8. Reign in the hyperbolic, vitriolic hareidi press. The language used regularly in Hamodia, Yated Neeman and Yom Le’Yom clearly borders on incitement. (Who’s always complaining about incitement?) And the defamation of Russian olim that has become standard fare in these papers is shocking.
9. Brush-up on the Jewish religious sources of democracy and tolerance. Look up the Abarbanel, Netziv and the Rema – who demonstrate that western concepts of human and individual rights, and democratic decision-making, clearly are rooted within tradition. For help, ask the Ayala Center ‘Judaism and Democracy Project’ at Bar-Ilan University’s School of Education to send you a copy of their resource guide on this topic.

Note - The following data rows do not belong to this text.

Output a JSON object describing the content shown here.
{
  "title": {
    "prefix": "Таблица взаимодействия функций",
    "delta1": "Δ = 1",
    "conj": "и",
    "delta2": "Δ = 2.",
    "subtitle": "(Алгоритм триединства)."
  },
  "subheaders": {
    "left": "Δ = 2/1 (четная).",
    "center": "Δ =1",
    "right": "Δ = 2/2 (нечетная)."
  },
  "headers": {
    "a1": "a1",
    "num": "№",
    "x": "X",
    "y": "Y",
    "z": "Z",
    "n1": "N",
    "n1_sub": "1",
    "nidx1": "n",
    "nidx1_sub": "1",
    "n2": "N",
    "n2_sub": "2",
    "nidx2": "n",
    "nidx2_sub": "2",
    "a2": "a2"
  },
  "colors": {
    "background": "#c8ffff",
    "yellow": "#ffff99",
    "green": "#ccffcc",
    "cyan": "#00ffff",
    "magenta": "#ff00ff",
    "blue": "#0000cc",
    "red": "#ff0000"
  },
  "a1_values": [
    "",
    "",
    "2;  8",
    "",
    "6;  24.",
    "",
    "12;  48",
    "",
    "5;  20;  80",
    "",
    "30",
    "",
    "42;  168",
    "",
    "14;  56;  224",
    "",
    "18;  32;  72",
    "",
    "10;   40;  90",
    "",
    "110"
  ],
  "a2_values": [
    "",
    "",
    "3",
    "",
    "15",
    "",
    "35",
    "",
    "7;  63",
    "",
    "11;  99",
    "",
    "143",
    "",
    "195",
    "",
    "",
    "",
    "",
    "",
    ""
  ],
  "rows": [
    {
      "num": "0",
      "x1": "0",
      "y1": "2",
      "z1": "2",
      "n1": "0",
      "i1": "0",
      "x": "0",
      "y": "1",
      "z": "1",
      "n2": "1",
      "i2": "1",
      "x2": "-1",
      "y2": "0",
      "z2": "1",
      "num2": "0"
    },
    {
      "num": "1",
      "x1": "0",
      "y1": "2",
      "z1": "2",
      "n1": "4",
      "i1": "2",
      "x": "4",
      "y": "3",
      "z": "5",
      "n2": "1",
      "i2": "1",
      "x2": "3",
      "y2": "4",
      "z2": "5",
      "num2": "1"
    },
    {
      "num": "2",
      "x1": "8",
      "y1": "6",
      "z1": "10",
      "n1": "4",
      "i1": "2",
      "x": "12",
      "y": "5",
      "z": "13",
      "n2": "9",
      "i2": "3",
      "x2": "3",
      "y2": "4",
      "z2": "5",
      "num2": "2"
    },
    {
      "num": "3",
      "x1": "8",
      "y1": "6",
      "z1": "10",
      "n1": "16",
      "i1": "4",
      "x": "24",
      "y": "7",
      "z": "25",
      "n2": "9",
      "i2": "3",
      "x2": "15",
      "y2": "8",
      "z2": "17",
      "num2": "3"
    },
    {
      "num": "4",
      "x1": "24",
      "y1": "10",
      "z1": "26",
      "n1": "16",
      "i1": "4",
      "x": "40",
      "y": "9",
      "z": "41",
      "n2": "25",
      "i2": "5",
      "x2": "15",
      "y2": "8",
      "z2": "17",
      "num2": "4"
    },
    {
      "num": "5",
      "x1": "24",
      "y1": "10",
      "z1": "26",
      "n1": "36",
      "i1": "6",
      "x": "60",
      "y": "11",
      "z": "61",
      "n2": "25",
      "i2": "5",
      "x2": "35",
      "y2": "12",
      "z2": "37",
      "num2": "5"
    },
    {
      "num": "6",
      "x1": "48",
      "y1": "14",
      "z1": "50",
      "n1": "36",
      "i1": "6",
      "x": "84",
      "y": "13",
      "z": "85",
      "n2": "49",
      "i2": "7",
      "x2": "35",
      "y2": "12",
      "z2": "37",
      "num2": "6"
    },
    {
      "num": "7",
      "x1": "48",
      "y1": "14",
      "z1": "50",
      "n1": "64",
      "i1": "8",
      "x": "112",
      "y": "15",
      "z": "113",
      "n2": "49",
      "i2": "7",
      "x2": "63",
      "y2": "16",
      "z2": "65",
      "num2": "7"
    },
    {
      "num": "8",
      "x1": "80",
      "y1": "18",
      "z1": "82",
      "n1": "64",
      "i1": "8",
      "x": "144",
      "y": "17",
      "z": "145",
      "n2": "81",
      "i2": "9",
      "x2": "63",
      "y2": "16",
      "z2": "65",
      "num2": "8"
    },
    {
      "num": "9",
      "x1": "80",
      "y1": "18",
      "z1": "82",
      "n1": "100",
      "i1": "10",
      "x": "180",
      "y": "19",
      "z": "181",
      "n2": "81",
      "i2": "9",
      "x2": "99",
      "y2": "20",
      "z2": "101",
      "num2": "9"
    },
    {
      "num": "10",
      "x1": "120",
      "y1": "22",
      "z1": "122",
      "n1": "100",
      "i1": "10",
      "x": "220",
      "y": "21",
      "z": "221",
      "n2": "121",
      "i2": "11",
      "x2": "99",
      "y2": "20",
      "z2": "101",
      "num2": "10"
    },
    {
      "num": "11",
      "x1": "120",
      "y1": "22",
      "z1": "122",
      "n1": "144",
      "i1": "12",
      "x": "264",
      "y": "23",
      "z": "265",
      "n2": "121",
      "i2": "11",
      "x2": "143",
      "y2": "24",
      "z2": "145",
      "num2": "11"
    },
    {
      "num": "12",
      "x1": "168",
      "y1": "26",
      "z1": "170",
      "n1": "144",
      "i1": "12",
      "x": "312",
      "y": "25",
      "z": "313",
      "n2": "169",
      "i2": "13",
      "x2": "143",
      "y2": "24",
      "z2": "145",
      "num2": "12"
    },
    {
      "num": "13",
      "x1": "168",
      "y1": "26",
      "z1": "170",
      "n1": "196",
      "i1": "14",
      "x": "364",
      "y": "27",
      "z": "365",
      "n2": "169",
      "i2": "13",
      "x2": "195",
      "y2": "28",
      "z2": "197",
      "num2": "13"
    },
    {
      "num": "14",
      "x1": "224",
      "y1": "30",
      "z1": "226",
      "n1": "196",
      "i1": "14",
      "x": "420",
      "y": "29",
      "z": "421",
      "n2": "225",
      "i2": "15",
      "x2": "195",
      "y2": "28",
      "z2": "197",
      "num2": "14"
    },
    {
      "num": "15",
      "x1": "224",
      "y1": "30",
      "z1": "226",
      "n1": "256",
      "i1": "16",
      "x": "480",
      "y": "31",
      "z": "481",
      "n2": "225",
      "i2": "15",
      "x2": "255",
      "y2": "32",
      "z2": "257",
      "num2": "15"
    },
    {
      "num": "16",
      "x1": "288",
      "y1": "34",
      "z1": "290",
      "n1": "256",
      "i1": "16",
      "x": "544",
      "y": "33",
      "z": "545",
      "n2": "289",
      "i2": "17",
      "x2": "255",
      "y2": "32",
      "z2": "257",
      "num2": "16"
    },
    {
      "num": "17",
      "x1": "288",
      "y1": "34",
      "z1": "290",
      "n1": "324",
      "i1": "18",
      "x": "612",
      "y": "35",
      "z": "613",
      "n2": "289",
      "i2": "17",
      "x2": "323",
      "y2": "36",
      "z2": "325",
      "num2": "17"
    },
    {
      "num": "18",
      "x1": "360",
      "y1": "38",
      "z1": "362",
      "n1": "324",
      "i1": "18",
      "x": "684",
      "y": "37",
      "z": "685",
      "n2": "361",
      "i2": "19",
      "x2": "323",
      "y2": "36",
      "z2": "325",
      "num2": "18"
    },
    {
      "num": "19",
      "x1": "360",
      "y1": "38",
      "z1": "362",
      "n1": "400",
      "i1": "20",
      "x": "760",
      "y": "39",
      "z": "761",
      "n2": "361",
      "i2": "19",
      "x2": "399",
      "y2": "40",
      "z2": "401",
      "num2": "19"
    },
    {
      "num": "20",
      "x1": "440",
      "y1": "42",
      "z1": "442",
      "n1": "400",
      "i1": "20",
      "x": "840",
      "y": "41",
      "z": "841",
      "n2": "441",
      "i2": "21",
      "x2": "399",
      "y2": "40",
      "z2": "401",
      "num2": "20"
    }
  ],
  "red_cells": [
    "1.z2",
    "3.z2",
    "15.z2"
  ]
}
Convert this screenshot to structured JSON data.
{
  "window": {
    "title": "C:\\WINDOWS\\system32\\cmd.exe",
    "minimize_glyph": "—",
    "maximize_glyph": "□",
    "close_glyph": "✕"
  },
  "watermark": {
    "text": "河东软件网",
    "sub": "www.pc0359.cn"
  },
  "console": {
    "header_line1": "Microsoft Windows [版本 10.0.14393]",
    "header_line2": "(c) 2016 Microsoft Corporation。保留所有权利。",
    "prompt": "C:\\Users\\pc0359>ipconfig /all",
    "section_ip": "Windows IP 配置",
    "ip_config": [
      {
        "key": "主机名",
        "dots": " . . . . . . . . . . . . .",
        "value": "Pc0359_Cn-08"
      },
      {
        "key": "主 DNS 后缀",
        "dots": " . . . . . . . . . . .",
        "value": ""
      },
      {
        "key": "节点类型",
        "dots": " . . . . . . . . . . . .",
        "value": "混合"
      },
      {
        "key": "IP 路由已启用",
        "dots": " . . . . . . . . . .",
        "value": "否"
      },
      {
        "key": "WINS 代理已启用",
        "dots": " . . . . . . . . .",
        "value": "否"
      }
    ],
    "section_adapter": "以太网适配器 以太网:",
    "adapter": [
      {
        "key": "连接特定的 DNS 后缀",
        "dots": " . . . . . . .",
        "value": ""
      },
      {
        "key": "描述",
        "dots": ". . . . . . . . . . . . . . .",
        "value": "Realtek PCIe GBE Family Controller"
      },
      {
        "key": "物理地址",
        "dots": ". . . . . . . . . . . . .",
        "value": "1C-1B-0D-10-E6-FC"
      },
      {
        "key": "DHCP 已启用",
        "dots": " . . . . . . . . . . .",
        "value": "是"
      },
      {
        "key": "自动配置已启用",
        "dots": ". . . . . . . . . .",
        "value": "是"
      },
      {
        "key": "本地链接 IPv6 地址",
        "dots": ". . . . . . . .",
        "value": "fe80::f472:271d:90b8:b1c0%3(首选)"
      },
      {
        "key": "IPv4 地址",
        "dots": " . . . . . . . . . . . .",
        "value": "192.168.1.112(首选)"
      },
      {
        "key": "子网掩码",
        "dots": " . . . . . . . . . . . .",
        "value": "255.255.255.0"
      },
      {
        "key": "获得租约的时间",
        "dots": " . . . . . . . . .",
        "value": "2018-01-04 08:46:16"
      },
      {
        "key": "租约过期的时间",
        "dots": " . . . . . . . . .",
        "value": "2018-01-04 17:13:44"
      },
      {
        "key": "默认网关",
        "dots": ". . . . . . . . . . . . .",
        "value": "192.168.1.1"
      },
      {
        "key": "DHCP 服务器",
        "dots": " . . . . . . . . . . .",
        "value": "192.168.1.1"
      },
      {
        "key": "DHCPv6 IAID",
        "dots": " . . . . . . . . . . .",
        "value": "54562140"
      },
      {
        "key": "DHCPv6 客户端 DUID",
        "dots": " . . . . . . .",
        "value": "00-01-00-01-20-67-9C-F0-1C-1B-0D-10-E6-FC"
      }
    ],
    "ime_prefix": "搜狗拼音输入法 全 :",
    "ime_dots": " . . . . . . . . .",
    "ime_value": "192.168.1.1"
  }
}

10. In politics, stick to your sectoral interests, and don’t try to dictate to the general public how to run it’s public square. Not until your sector kicks in a little more in bearing the ‘national burden’. You may have been right about the blasphemy of Batsheva on the Jubilee, and perhaps even about Dana, but at present you have no right to dictate to anyone in such public matters.
What’s worse is that the hareidi bull-in-a-china-shop behavior on these issues damages the ability of moderates on both sides of the religious-secular divide – the majority of the Israeli public I argue – to reach accommodation and understanding on the ethos of appropriate ‘public square’ behavior. And we know that the civil-war-mongering Milo’s are out there hungrily waiting to capitalize on your mistakes.
So start behaving a little more reasonably, dear brother Berel. Otherwise, your interests will suffer, and so will mine.